History of Research into Ageing/Senescence
Published Online: 15 JUN 2012
Copyright © 2001 John Wiley & Sons, Ltd. All rights reserved.
How to Cite
Grignolio, A. and Franceschi, C. 2012. History of Research into Ageing/Senescence. eLS. .
- Published Online: 15 JUN 2012
The fact that people age and die has always stimulated extensive philosophical and medical investigations in all societies. The early theories of ageing that arose in ancient Greece and revived in the Middle Age saw old age as a consequence of the gradual consumption of the innate heat with the inevitable loss of body moisture, according to Hippocrates’ system of four-humours (fifth century BC). The idea that senescence was itself an illness, the image of the aged body as a lamp in which life-fuel has run out, the character alterations of elders, the attempt to prolong life through specific diet or by substituting damaged body parts were the main themes around which research into ageing and senescence revolved from the Renaissance to the eighteenth century. The fresh tools provided by evolutionary theory and molecular biology have opened new vistas, sometimes retrieving old conceptions, of the intimate mechanisms underlying the recent prolongation of life expectancy.
Early speculations on ageing were focussed on the bodily humoural imbalance and on the gradual loss of inner heat.
Rejuvenating or stopping the ageing process was a major concerns of Medieval and Renaissance medicine.
Prolonging human lifespan through specific dietetic regimens was a long running theme in the history of gerontology.
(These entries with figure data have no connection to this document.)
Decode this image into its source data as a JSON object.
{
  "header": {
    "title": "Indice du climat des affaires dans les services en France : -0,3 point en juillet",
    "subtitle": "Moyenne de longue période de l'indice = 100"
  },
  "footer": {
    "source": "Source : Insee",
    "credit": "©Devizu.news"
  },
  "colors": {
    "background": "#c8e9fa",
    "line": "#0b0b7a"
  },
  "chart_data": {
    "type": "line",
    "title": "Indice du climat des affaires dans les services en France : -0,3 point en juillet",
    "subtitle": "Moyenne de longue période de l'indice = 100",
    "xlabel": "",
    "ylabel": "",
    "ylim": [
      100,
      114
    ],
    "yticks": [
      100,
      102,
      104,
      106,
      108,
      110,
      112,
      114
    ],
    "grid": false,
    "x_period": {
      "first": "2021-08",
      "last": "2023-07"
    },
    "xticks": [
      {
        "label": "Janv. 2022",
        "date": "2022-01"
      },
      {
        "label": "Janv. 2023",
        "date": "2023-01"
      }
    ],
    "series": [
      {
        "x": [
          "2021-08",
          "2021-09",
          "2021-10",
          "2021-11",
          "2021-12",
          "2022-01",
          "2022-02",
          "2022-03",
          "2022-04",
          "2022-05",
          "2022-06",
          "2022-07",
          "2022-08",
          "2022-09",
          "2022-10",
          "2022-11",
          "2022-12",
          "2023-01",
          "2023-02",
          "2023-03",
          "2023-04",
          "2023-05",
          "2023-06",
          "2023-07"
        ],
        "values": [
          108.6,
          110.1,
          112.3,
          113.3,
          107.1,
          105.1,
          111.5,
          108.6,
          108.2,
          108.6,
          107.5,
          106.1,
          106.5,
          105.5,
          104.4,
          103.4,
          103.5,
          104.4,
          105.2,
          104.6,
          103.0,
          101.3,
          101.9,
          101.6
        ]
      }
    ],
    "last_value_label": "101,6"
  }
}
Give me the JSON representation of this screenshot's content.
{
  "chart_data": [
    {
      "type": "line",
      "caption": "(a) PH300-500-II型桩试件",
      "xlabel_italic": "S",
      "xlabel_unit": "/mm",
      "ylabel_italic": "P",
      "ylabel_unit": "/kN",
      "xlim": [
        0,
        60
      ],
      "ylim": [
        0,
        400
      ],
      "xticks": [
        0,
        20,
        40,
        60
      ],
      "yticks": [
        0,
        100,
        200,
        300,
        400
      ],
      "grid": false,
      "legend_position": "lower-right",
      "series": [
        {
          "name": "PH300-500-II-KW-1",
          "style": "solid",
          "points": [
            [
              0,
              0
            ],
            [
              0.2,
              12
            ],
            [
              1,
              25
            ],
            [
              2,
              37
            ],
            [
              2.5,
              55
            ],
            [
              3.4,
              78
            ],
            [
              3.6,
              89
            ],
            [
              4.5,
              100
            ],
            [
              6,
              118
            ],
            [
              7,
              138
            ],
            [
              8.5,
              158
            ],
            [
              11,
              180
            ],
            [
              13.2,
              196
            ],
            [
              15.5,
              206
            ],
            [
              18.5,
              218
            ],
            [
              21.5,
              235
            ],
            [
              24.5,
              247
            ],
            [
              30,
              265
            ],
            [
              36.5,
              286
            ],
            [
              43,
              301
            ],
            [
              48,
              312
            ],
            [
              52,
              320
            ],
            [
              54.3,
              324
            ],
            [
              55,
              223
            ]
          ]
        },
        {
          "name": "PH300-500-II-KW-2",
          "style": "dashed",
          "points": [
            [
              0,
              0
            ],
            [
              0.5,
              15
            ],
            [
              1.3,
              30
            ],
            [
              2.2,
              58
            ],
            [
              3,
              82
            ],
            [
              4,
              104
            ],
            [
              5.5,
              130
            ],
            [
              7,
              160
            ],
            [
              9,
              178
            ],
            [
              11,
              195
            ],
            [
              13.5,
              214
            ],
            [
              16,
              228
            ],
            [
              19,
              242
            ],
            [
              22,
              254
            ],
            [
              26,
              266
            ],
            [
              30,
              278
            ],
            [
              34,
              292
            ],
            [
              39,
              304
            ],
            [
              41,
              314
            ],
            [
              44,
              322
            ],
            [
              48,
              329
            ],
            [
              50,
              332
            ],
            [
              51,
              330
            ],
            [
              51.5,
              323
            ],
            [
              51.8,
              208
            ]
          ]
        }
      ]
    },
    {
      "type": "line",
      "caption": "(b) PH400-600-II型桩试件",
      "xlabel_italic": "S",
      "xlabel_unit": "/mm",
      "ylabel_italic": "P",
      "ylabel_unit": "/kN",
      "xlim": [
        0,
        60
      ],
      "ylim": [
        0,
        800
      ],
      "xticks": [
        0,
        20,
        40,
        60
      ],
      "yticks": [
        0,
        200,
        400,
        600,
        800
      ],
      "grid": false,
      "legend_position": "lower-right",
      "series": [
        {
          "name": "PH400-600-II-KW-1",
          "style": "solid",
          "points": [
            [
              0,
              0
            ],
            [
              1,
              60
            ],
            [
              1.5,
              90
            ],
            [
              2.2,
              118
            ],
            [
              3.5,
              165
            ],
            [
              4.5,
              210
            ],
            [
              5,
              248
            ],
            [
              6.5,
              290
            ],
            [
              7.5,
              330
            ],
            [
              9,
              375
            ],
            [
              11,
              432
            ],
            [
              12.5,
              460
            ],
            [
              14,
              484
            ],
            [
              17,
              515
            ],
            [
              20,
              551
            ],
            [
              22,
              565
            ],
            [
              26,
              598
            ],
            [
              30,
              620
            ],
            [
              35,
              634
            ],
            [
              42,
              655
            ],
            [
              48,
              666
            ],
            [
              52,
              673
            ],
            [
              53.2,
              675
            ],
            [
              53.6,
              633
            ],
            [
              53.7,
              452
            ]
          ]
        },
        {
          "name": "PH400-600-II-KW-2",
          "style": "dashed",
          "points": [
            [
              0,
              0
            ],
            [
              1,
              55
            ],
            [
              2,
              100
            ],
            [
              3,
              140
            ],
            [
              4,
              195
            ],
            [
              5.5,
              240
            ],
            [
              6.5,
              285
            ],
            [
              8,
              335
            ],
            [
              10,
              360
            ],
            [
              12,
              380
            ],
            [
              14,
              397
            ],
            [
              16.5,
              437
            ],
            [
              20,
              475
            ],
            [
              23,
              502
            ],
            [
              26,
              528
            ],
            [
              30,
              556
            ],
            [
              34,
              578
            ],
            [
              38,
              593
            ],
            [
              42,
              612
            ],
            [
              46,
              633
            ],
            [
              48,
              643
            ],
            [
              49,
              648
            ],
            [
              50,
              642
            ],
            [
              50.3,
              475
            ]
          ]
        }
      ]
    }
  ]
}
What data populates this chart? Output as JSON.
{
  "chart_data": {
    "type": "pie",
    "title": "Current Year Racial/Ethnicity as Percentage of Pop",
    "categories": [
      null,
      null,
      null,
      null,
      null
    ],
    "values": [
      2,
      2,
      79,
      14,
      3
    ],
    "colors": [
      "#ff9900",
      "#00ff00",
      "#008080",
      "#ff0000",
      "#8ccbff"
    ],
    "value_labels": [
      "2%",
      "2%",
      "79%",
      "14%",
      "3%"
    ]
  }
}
Evolutionary approaches and molecular disciplines gave a new impetus to the researches into ageing.
No more considered itself a disease, senescence is nowadays sees as a successful form of remodelling and adaptation to a lifelong series stressors.
In the past decades, ageing researches have concentrated their efforts in four major directions: cellular theories, immune-metabolic models, evolutionary explanations and molecular biology-based approaches.